Tax systems around the world have historically focused on the physical presence of an offshore business, and New Zealand is no different. Broadly, if an offshore business is physically present in New Zealand and, therefore, is doing business there, it will pay tax on income sourced from that presence, subject to any relief that may be available under New Zealand’s network of tax treaties.
With a highly digitised world, which allows multinationals to enter and sell to markets remotely without the need for physical presence and to exploit deficiencies in the existing international tax rules that were written for the “physical” economy, the question has arisen:
“Is the tax system still fair and fit for purpose?”
New Zealand has been working with the OECD and other countries as part of the Inclusive Framework on base erosion and profit shifting to adopt a globally driven solution, but it appears that New Zealand is unwilling to wait for such consensus. Other countries also have been unwilling to wait; for example, Austria, France, Hungary, India, Poland, Portugal, Spain, Turkey and the UK have introduced unilateral measures in the form of a digital services tax (DST) to ensure that digital businesses pay tax reflecting the value they derive from income derived in jurisdictions in which they are providing services, and other countries (e.g., Canada, Italy) have proposed a DST.
New Zealand is jumping on the DST bandwagon. On 31 August, the government presented a Digital Services Tax Bill and Commentary to Parliament that would introduce a DST on a group’s gross revenue attributable to New Zealand from covered activities. If enacted, the DST would apply to large multinational organisations that:
- Provide digital services to customers in New Zealand without having a physical presence in the country; and
- Derive global revenues of EUR 750 million or more from the provision of such digital services.
In-scope digital services would include services provided via intermediation platforms, social media and content sharing platforms, and internet search engines, as well as any activity incidental to one of these services. For those affected, the DST would impose a 3% ‘tax’ on gross revenues generated from covered services provided to New Zealand customers/consumers where those revenues exceed NZD 3.5 million.
The DST would be based on gross revenue rather than net taxable income so that tax liability would arise with reference to total sales regardless of whether the activities in New Zealand are profitable. The underlying presumption is that, given the high threshold before the DST would apply, multinationals that would be subject to the DST would be profitable on their New Zealand endeavours. Applying the DST on a gross basis should disincentivise the legitimate structuring of affairs to reduce overseas profitability and help to ensure the rules have teeth.
If approved, the DST would apply from 1 January 2025, although the bill contains a provision that would defer the commencement date for up to five years if sufficient progress is made towards implementing a long-term multilateral solution.
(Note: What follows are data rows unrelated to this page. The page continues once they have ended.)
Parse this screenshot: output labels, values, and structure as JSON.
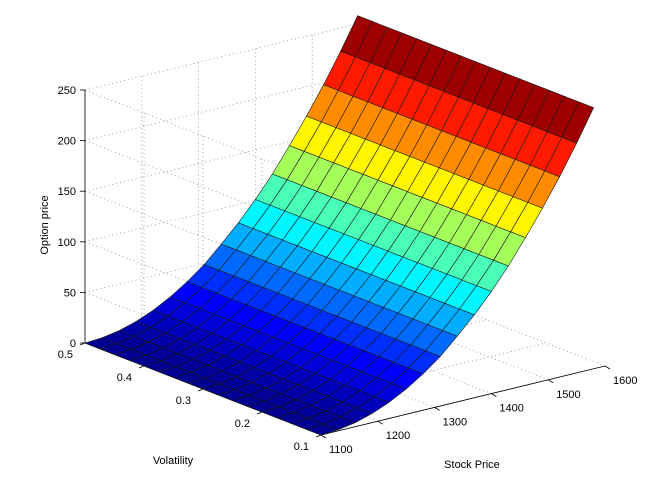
{
  "chart_data": {
    "type": "surface",
    "title": "",
    "xlabel": "Stock Price",
    "ylabel": "Volatility",
    "zlabel": "Option price",
    "xlim": [
      1100,
      1600
    ],
    "ylim": [
      0.1,
      0.5
    ],
    "zlim": [
      0,
      250
    ],
    "x_ticks": [
      "1100",
      "1200",
      "1300",
      "1400",
      "1500",
      "1600"
    ],
    "y_ticks": [
      "0.1",
      "0.2",
      "0.3",
      "0.4",
      "0.5"
    ],
    "z_ticks": [
      "0",
      "50",
      "100",
      "150",
      "200",
      "250"
    ],
    "x": [
      1100,
      1130,
      1160,
      1190,
      1220,
      1250,
      1280,
      1310,
      1340,
      1370,
      1400,
      1430,
      1460,
      1490,
      1520,
      1550,
      1580
    ],
    "y": [
      0.1,
      0.125,
      0.15,
      0.175,
      0.2,
      0.225,
      0.25,
      0.275,
      0.3,
      0.325,
      0.35,
      0.375,
      0.4,
      0.425,
      0.45,
      0.475,
      0.5
    ],
    "price_at_volatility_0.1": [
      0,
      1,
      4,
      9,
      16,
      25,
      36,
      49,
      65,
      82,
      101,
      122,
      146,
      171,
      198,
      227,
      258
    ],
    "price_at_volatility_0.5": [
      0,
      1,
      4,
      9,
      16,
      25,
      36,
      49,
      65,
      82,
      101,
      122,
      146,
      171,
      198,
      227,
      258
    ],
    "colormap": "jet",
    "colormap_stops": [
      "#00008f",
      "#0000ff",
      "#0080ff",
      "#00ffff",
      "#80ff80",
      "#ffff00",
      "#ff8000",
      "#ff0000",
      "#800000"
    ],
    "grid": true,
    "box": true
  }
}
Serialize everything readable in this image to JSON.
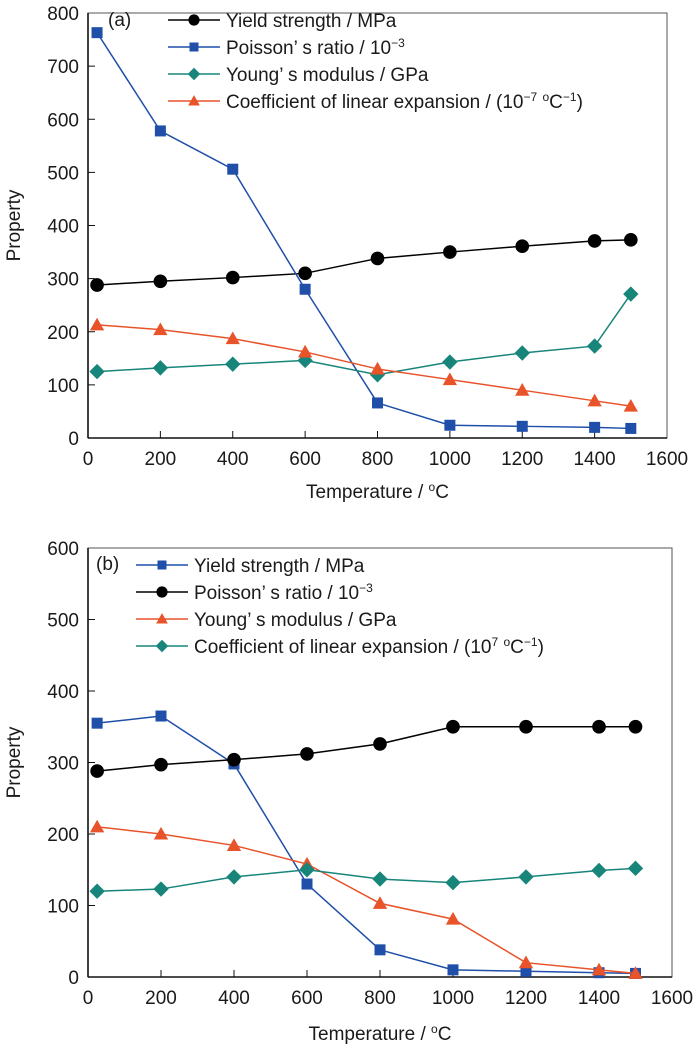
{
  "chart_data": [
    {
      "type": "line",
      "panel_label": "(a)",
      "title": "",
      "xlabel": "Temperature / °C",
      "ylabel": "Property",
      "xlim": [
        0,
        1600
      ],
      "ylim": [
        0,
        800
      ],
      "xticks": [
        0,
        200,
        400,
        600,
        800,
        1000,
        1200,
        1400,
        1600
      ],
      "yticks": [
        0,
        100,
        200,
        300,
        400,
        500,
        600,
        700,
        800
      ],
      "grid": false,
      "legend_position": "top-right",
      "x": [
        25,
        200,
        400,
        600,
        800,
        1000,
        1200,
        1400,
        1500
      ],
      "series": [
        {
          "name": "Yield strength / MPa",
          "marker": "circle",
          "color": "#000000",
          "values": [
            288,
            295,
            302,
            310,
            338,
            350,
            361,
            371,
            373
          ]
        },
        {
          "name": "Poisson’ s ratio / 10⁻³",
          "marker": "square",
          "color": "#1f4fa8",
          "values": [
            763,
            578,
            506,
            280,
            66,
            24,
            22,
            20,
            18
          ]
        },
        {
          "name": "Young’ s modulus / GPa",
          "marker": "diamond",
          "color": "#17857a",
          "values": [
            125,
            132,
            139,
            146,
            119,
            143,
            160,
            173,
            271
          ]
        },
        {
          "name": "Coefficient of linear expansion / (10⁻⁷ °C⁻¹)",
          "marker": "triangle",
          "color": "#e8532a",
          "values": [
            213,
            204,
            187,
            162,
            130,
            110,
            90,
            70,
            60
          ]
        }
      ]
    },
    {
      "type": "line",
      "panel_label": "(b)",
      "title": "",
      "xlabel": "Temperature / °C",
      "ylabel": "Property",
      "xlim": [
        0,
        1600
      ],
      "ylim": [
        0,
        600
      ],
      "xticks": [
        0,
        200,
        400,
        600,
        800,
        1000,
        1200,
        1400,
        1600
      ],
      "yticks": [
        0,
        100,
        200,
        300,
        400,
        500,
        600
      ],
      "grid": false,
      "legend_position": "top-right",
      "x": [
        25,
        200,
        400,
        600,
        800,
        1000,
        1200,
        1400,
        1500
      ],
      "series": [
        {
          "name": "Yield strength / MPa",
          "marker": "square",
          "color": "#1f4fa8",
          "values": [
            355,
            365,
            298,
            130,
            38,
            10,
            8,
            6,
            5
          ]
        },
        {
          "name": "Poisson’ s ratio / 10⁻³",
          "marker": "circle",
          "color": "#000000",
          "values": [
            288,
            297,
            304,
            312,
            326,
            350,
            350,
            350,
            350
          ]
        },
        {
          "name": "Young’ s modulus / GPa",
          "marker": "triangle",
          "color": "#e8532a",
          "values": [
            210,
            200,
            184,
            158,
            103,
            81,
            20,
            10,
            5
          ]
        },
        {
          "name": "Coefficient of linear expansion / (10⁷ °C⁻¹)",
          "marker": "diamond",
          "color": "#17857a",
          "values": [
            120,
            123,
            140,
            150,
            137,
            132,
            140,
            149,
            152
          ]
        }
      ]
    }
  ]
}
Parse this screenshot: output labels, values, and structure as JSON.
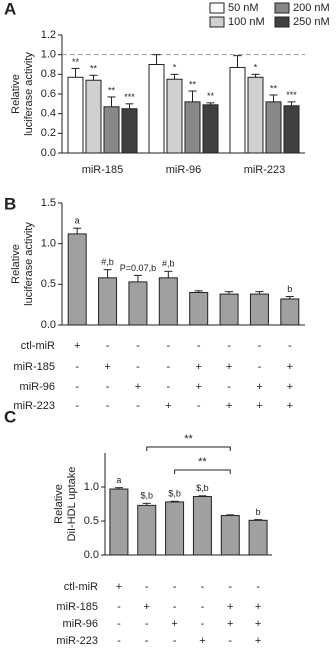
{
  "chart_data": [
    {
      "type": "grouped-bar",
      "panel": "A",
      "ylabel": [
        "Relative",
        "luciferase activity"
      ],
      "categories": [
        "miR-185",
        "miR-96",
        "miR-223"
      ],
      "series": [
        {
          "name": "50 nM",
          "color": "#ffffff",
          "values": [
            0.77,
            0.9,
            0.87
          ],
          "errors": [
            0.09,
            0.1,
            0.12
          ],
          "annotations": [
            "**",
            null,
            null
          ]
        },
        {
          "name": "100 nM",
          "color": "#d0d0d0",
          "values": [
            0.74,
            0.75,
            0.77
          ],
          "errors": [
            0.05,
            0.05,
            0.03
          ],
          "annotations": [
            "**",
            "*",
            "*"
          ]
        },
        {
          "name": "200 nM",
          "color": "#888888",
          "values": [
            0.47,
            0.52,
            0.52
          ],
          "errors": [
            0.1,
            0.11,
            0.07
          ],
          "annotations": [
            "**",
            "**",
            "**"
          ]
        },
        {
          "name": "250 nM",
          "color": "#404040",
          "values": [
            0.45,
            0.49,
            0.48
          ],
          "errors": [
            0.05,
            0.02,
            0.04
          ],
          "annotations": [
            "***",
            "**",
            "***"
          ]
        }
      ],
      "refline": 1.0,
      "ylim": [
        0,
        1.2
      ],
      "yticks": [
        {
          "value": 0,
          "label": "0.0"
        },
        0.2,
        0.4,
        0.6,
        0.8,
        {
          "value": 1,
          "label": "1.0"
        },
        1.2
      ]
    },
    {
      "type": "bar",
      "panel": "B",
      "ylabel": [
        "Relative",
        "luciferase activity"
      ],
      "color": "#a0a0a0",
      "values": [
        1.12,
        0.58,
        0.53,
        0.58,
        0.4,
        0.38,
        0.38,
        0.32
      ],
      "errors": [
        0.07,
        0.1,
        0.08,
        0.08,
        0.02,
        0.03,
        0.03,
        0.03
      ],
      "annotations": [
        "a",
        "#,b",
        "P=0.07,b",
        "#,b",
        null,
        null,
        null,
        "b"
      ],
      "ylim": [
        0,
        1.5
      ],
      "yticks": [
        {
          "value": 0,
          "label": "0.0"
        },
        0.5,
        {
          "value": 1,
          "label": "1.0"
        },
        1.5
      ],
      "conditions": [
        {
          "name": "ctl-miR",
          "signs": [
            "+",
            "-",
            "-",
            "-",
            "-",
            "-",
            "-",
            "-"
          ]
        },
        {
          "name": "miR-185",
          "signs": [
            "-",
            "+",
            "-",
            "-",
            "+",
            "+",
            "-",
            "+"
          ]
        },
        {
          "name": "miR-96",
          "signs": [
            "-",
            "-",
            "+",
            "-",
            "+",
            "-",
            "+",
            "+"
          ]
        },
        {
          "name": "miR-223",
          "signs": [
            "-",
            "-",
            "-",
            "+",
            "-",
            "+",
            "+",
            "+"
          ]
        }
      ]
    },
    {
      "type": "bar",
      "panel": "C",
      "ylabel": [
        "Relative",
        "DiI-HDL uptake"
      ],
      "color": "#a0a0a0",
      "values": [
        0.97,
        0.73,
        0.78,
        0.86,
        0.58,
        0.51
      ],
      "errors": [
        0.02,
        0.03,
        0.01,
        0.01,
        0.01,
        0.01
      ],
      "annotations": [
        "a",
        "$,b",
        "$,b",
        "$,b",
        null,
        "b"
      ],
      "brackets": [
        "**",
        "**"
      ],
      "ylim": [
        0,
        1.5
      ],
      "yticks": [
        {
          "value": 0,
          "label": "0.0"
        },
        0.5,
        {
          "value": 1,
          "label": "1.0"
        }
      ],
      "conditions": [
        {
          "name": "ctl-miR",
          "signs": [
            "+",
            "-",
            "-",
            "-",
            "-",
            "-"
          ]
        },
        {
          "name": "miR-185",
          "signs": [
            "-",
            "+",
            "-",
            "-",
            "+",
            "+"
          ]
        },
        {
          "name": "miR-96",
          "signs": [
            "-",
            "-",
            "+",
            "-",
            "+",
            "+"
          ]
        },
        {
          "name": "miR-223",
          "signs": [
            "-",
            "-",
            "-",
            "+",
            "-",
            "+"
          ]
        }
      ]
    }
  ]
}
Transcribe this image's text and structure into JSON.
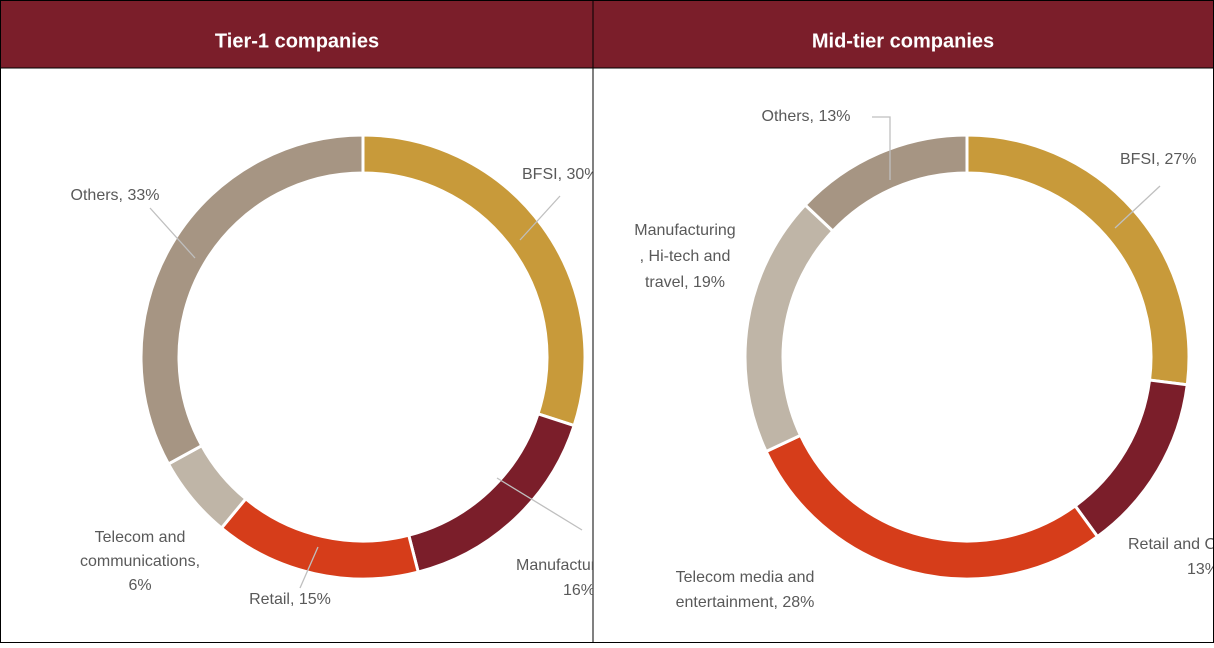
{
  "chart_data": [
    {
      "type": "donut",
      "title": "Tier-1 companies",
      "categories": [
        "BFSI",
        "Manufacturing",
        "Retail",
        "Telecom and communications",
        "Others"
      ],
      "values": [
        30,
        16,
        15,
        6,
        33
      ],
      "value_labels": [
        [
          "BFSI, 30%"
        ],
        [
          "Manufacturing,",
          "16%"
        ],
        [
          "Retail, 15%"
        ],
        [
          "Telecom and",
          "communications,",
          "6%"
        ],
        [
          "Others, 33%"
        ]
      ],
      "colors": [
        "#c89a3a",
        "#7b1e2a",
        "#d63d1a",
        "#bfb5a7",
        "#a69583"
      ]
    },
    {
      "type": "donut",
      "title": "Mid-tier companies",
      "categories": [
        "BFSI",
        "Retail and CPG",
        "Telecom media and entertainment",
        "Manufacturing, Hi-tech and travel",
        "Others"
      ],
      "values": [
        27,
        13,
        28,
        19,
        13
      ],
      "value_labels": [
        [
          "BFSI, 27%"
        ],
        [
          "Retail and CPG,",
          "13%"
        ],
        [
          "Telecom media and",
          "entertainment, 28%"
        ],
        [
          "Manufacturing",
          ", Hi-tech and",
          "travel, 19%"
        ],
        [
          "Others, 13%"
        ]
      ],
      "colors": [
        "#c89a3a",
        "#7b1e2a",
        "#d63d1a",
        "#bfb5a7",
        "#a69583"
      ]
    }
  ]
}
As mentioned above, the core international tax framework is not aligned with how businesses currently operate and access markets. New Zealand took a first step in taxing the remote provision of services by amending the Goods and Services Tax (GST) rules in 2016 to require overseas companies providing these services to non-GST-registered customers in New Zealand to collect and pay GST (which, depending on the elasticity of demand, merely shifts the burden of tax to the consumer). However, the income tax framework has not yet addressed this digital shift.
From the perspective of fairness, one could argue that the introduction of a DST would be a step in the right direction. However, as the proposed tax would largely impact U.S. organisations, caution should be taken and the risk of retaliation acknowledged.
So why now? Whether the DST could have a short shelf-life or no shelf life at all, considering the OECD’s two-pillar plans to reform the international tax rules, is open to question. In particular, the UK has signalled it will withdraw its DST if the OECD’s pillars are accepted. It is unclear why the New Zealand bill has been introduced now, even though the DST would not apply until 2025. However, this early warning may be a courtesy to allow affected large multinationals to implement appropriate internal systems or reassess whether the New Zealand market would remain tenable.